MyNews - Karawang | Anggota komisi IX DPR
RI Krisna Mukti dan BKKBN Propinsi Jawa Barat menggelar kegiatan sosialisasi
KIE kreatif tahun 2017 di Desa Darawolong Kecamatan Purwasari Kabupaten Karawang.
Krisna Mukti dalam sambutanya mengatakan bahwa program Keluarga Berencana (KB)
sudah dicanangkan oleh pemerintah dari tahun 1970-an dan yang di canangkan oleh
pemerintah cukup mempunyai dua anak saja.

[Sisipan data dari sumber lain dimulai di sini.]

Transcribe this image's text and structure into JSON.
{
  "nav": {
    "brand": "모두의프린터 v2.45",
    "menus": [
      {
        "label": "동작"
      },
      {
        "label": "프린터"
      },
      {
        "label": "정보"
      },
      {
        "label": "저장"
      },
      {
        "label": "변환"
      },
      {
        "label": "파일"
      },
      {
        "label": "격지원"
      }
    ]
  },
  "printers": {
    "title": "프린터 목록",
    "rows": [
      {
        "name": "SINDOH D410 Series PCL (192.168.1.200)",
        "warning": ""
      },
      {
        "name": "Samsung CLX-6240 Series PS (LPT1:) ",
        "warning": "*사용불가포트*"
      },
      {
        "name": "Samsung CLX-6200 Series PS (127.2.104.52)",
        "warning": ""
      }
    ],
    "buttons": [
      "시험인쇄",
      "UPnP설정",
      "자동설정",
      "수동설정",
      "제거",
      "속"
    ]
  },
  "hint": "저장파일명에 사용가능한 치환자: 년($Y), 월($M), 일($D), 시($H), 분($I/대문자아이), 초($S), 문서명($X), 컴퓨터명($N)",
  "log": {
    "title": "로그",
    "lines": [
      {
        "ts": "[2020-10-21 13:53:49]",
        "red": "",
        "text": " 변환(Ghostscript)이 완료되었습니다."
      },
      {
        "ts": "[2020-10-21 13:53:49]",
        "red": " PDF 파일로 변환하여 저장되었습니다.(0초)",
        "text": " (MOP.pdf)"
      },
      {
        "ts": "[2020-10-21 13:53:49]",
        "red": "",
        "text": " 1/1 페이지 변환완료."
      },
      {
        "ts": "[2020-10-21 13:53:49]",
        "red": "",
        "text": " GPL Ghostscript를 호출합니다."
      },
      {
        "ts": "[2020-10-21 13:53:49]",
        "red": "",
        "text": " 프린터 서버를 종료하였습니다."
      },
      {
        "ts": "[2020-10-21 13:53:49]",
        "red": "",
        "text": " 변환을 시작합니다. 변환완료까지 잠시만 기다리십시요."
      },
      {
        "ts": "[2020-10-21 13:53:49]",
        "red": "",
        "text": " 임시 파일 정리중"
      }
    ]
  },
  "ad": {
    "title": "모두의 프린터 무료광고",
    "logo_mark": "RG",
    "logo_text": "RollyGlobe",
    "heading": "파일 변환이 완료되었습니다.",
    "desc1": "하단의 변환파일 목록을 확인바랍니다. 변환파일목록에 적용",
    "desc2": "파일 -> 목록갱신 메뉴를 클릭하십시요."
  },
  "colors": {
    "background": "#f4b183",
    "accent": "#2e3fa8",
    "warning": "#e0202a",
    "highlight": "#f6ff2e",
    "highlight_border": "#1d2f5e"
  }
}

Tujuan sosialisasi ini supaya
masyarakat Desa Darawolong lebih mengerti akan pentingnya program KB.
Lebih lanjut krisna
mukti mengatakan bahwa pada tahun 1970 an jumlah penduduk indonesia sekitar 135
juta jiwa sedangkan pada tahun 2017 sekarang ini jumlah penduduk indonesia
sekitar 245 juta jiwa dan masuk lima besar jumlah penduduk dunia pada urutan ke-4.
Dalam hal ini pemerintah tidak melarang hanya menghimbau kepada masyarakat
cukup mempunyai dua anak saja. Dan untuk masa pernikahan untuk wanita usia
21tahun dan untuk laki laki memasuki usia 25 tahun supaya kedepan bisa mandiri
terutama kaitanya dengan masalah
kesehatan, pendidikan dan kesejahteraan.
.
Ditempat yang sama Drs.
Sugilang dari BKKBN Propinsi Jawa Barat mengatakan bahwa jumlah penduduk
propinsi jawa barat saat ini berjumlah 47 juta jiwa. Rata rata 1,9% dari pertumbuhan jumlah
penduduk secara nasional, itu artinya tidak kurang dari satu juta setiap tahun.

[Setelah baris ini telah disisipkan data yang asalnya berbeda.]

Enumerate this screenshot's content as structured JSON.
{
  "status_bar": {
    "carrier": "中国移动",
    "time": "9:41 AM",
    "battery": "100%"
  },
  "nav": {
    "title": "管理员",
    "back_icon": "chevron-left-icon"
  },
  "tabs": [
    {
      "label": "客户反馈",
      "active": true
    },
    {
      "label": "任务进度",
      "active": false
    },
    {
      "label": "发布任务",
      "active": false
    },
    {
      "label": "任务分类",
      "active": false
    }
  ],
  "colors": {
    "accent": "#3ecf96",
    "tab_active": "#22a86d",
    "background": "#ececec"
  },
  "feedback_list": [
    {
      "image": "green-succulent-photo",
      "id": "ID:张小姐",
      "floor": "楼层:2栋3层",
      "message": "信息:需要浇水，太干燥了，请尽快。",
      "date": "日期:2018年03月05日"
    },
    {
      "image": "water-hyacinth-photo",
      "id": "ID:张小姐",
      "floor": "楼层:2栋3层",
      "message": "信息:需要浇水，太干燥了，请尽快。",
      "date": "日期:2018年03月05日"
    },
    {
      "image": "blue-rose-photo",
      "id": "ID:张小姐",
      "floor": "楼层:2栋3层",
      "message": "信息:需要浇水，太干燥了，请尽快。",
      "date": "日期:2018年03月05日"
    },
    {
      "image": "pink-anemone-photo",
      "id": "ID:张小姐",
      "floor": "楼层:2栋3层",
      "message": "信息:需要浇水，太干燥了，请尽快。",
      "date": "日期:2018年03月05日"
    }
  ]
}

Satu juta pertahun pertumbuhan jumlah penduduk di Proponsi Jawa Barat maka
jumlah penduduk untuk Propinsi Jawa Barat menduduki peringkat jumlah penduduk
terbesar diantara 33 propinsi yang lainya. Untuk kuantitasnya paling tinggi
tapi kualitasnya masih kurang ini yang harus kita perbaiki dan kemauan untuk
mengendalikan laju pertumbuhan jumlah penduduk.

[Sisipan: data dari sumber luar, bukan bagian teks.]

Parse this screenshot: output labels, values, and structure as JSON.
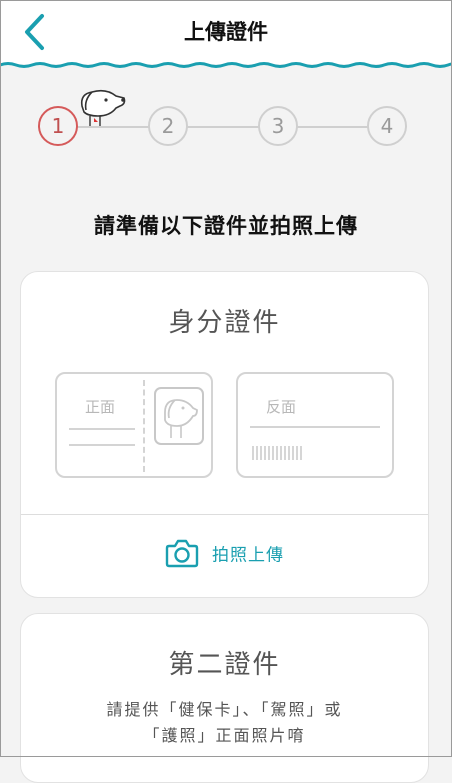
{
  "header": {
    "title": "上傳證件"
  },
  "stepper": {
    "steps": [
      "1",
      "2",
      "3",
      "4"
    ],
    "active_step": 1
  },
  "instruction": "請準備以下證件並拍照上傳",
  "id_card": {
    "title": "身分證件",
    "front_label": "正面",
    "back_label": "反面",
    "upload_label": "拍照上傳"
  },
  "second_card": {
    "title": "第二證件",
    "desc_line1": "請提供「健保卡」、「駕照」或",
    "desc_line2": "「護照」正面照片唷"
  },
  "colors": {
    "accent": "#1a9fb0",
    "active_step": "#d55a5a",
    "inactive": "#cfcfcf"
  }
}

Lebih lanjut Drs. Sugilang
mengatakan menganjurkan kepada yang akan menikah maupun yang sudah menikah agar
di atur kelahiran anaknya, cukup mempunyai dua anak saja. Ini diakukan untuk
memperbaiki kualitas hidup. Walaupun anak sedikit tapi berkualitas. Dengan usia
melahirkan anak antara umur 21 tahun sampai dengan umur 35 tahun untuk
mengurangi jumlah angka kematian bayi dan ibu melahirkan. Jangan sampai
menikahkan anak dibawah usia 21tahun nanti kualitas sumber dayanya akan
berat,dan nantinya akan merepotkan orang tua. soal KB bukan hanya soal alat
kontrasepsi tapi juga akan berdampak pada kesejahteraan secara keseluruhan. Program
keluarga kecil tapi sejahtera dan berkualitas. (Toto S.13.10)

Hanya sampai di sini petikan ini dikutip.